CATTLE HIGHLIGHTS: Cattle futures made a very nice recovery from yesterday's sell-off. The nearby Dec live cattle contract closed 75 cents higher to 119.77, Feb closed 1.02 higher to 122.57, and Apr closed 75 cents higher to 124.60. Jan feeders were up 82 cents to 146.20, and Mar feeders were up 97 cents to 144.30. Choice beef closed 1.71 higher to 212.67 and was up another 1.06 this morning to 213.73. If choice beef can hold these gains, this would be the highest close in a week. The strength over the past couple of days is adding to optimism that beef prices can hold firm as we head into the Christmas and New Year holidays. Warm and dry forecasts that dominated last week have since added significant amounts of moisture. If the 6-10 and 8-14 day forecasts materialize, weight gain will be difficult, which would be supportive. Early estimates for this week's Cattle on Feed report are as follows: Placements, 92%; marketings, 101%; on feed, 101%. Last week, the USDA moved the Cattle on Feed report from its previously scheduled release date of Friday, Dec 21 to Thursday, Dec 20. Though today's price action did not make bullish key reversals, the strength was impressive nonetheless. Prices traded lower early in the session, testing the 20-day moving average support level and then rebounding back above. Live cattle futures have so far not broken the upward channel support line started on 11/13, so the near term trend may be sideways to higher. Feeder markets jumped back above their 10 and 20-day moving average levels. Live cattle futures were able to close gaps from yesterday's session, while gaps created on feeder charts yesterday still remain open.

LEAN HOG HIGHLIGHTS: Hog futures showed significant weakness for the second session in a row today.

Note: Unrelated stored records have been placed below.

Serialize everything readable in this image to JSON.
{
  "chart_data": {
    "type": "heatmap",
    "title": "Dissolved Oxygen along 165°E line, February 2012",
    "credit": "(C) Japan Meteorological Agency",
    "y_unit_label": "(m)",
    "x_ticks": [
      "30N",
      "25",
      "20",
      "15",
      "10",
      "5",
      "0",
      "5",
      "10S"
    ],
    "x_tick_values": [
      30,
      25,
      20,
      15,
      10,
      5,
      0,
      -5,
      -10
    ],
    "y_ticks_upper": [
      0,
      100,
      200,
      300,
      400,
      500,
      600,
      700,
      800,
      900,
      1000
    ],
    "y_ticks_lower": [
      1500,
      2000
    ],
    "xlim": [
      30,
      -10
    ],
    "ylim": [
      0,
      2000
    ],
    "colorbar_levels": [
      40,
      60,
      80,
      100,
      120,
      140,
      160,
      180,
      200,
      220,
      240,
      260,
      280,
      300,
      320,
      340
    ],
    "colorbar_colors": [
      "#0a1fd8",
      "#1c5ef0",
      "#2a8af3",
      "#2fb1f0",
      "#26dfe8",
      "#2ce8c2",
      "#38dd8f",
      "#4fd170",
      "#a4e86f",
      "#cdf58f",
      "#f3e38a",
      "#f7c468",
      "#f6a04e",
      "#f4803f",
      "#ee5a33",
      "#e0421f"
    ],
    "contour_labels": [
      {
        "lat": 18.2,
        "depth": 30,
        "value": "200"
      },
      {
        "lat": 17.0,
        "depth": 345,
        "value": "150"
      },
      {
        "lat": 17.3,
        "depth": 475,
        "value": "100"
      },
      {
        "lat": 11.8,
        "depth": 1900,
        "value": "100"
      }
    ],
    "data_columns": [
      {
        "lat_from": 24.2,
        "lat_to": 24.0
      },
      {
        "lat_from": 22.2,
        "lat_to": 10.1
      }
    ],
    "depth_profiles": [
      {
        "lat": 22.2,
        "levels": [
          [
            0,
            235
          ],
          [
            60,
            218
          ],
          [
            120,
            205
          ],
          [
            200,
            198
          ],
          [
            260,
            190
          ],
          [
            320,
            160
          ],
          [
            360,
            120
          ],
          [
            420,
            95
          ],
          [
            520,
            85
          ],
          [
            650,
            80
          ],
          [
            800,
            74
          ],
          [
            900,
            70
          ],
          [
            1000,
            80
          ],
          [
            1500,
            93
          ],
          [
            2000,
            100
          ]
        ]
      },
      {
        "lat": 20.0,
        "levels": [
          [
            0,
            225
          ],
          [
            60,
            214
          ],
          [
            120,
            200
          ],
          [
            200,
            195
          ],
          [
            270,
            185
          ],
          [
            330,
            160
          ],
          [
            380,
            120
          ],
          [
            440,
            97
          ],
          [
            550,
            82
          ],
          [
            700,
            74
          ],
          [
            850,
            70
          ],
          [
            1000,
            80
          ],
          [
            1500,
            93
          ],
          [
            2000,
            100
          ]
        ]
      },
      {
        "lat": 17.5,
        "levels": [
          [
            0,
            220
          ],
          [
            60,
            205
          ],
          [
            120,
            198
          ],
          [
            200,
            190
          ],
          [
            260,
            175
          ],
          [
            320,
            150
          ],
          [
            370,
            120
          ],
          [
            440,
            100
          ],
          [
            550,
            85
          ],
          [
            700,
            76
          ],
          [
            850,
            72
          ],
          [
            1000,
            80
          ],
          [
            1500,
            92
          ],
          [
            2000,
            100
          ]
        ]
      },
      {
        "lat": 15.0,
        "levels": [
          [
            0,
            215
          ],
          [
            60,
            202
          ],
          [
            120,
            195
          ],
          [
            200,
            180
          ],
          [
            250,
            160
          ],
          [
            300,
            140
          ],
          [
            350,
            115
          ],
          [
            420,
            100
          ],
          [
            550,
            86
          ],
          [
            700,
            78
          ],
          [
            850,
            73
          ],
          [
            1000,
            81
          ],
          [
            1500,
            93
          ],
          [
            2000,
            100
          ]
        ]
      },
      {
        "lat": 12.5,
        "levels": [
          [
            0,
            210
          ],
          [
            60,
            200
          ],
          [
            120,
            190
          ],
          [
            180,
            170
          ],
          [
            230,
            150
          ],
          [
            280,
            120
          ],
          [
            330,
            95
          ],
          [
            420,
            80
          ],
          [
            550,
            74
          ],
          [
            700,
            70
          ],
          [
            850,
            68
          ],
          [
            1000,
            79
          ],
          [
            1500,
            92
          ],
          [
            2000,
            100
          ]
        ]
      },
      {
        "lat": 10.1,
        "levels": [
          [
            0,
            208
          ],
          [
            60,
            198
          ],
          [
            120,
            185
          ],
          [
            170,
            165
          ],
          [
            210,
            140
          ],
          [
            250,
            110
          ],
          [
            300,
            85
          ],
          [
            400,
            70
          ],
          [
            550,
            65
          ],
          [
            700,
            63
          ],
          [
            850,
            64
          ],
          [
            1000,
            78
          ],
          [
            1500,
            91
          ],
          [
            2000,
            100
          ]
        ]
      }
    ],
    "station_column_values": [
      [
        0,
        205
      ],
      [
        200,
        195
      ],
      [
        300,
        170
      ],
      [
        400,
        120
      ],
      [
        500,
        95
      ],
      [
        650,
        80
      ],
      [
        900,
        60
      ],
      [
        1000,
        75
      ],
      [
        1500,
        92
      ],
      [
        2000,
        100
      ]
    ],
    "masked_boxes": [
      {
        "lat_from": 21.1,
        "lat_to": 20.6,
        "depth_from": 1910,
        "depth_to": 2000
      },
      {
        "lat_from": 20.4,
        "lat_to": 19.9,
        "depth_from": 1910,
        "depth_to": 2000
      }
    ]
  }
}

The nearby Feb contract closed 1.17 lower to 62.65, Apr closed 1.15 lower to 67.82, and Jun closed 90 cents lower to 81.47. The CME lean hog index was down 4 cents to 55.13. Carcass cutouts were up 16 cents yesterday afternoon to 71.96 and were up 2.35 this morning to 74.31. Picnics and bellies led the way higher today with picnics up 4.50 to 58.80 and bellies up 8.72 to 131.95. Along with corn and soybeans, market rumors were abound today that China would soon begin to make substantial purchases of U.S. pork to alleviate future shortcomings due to African swine fever issues. However, the buying has not yet materialized. Without news of increasing flow of pork to China, the market is currently dealing with a larger than normal premium to cash during a period of increasing pork supply. The USDA moved this week's Hogs and Pigs report from Friday 12/21 to Thursday 12/20, and traders are expecting a 2.7% increase in the U.S. hog herd between 9/1 and 12/1. Feb futures made their lowest close today since 11/14 and fell through their 100 and 200-day moving averages for the first time since 11/14. The Apr contract was able to hold onto its 200-day moving average support. Technical indicators are beginning to read oversold, but if pressure continues, then stagnant longs may exit quickly and open up more downside.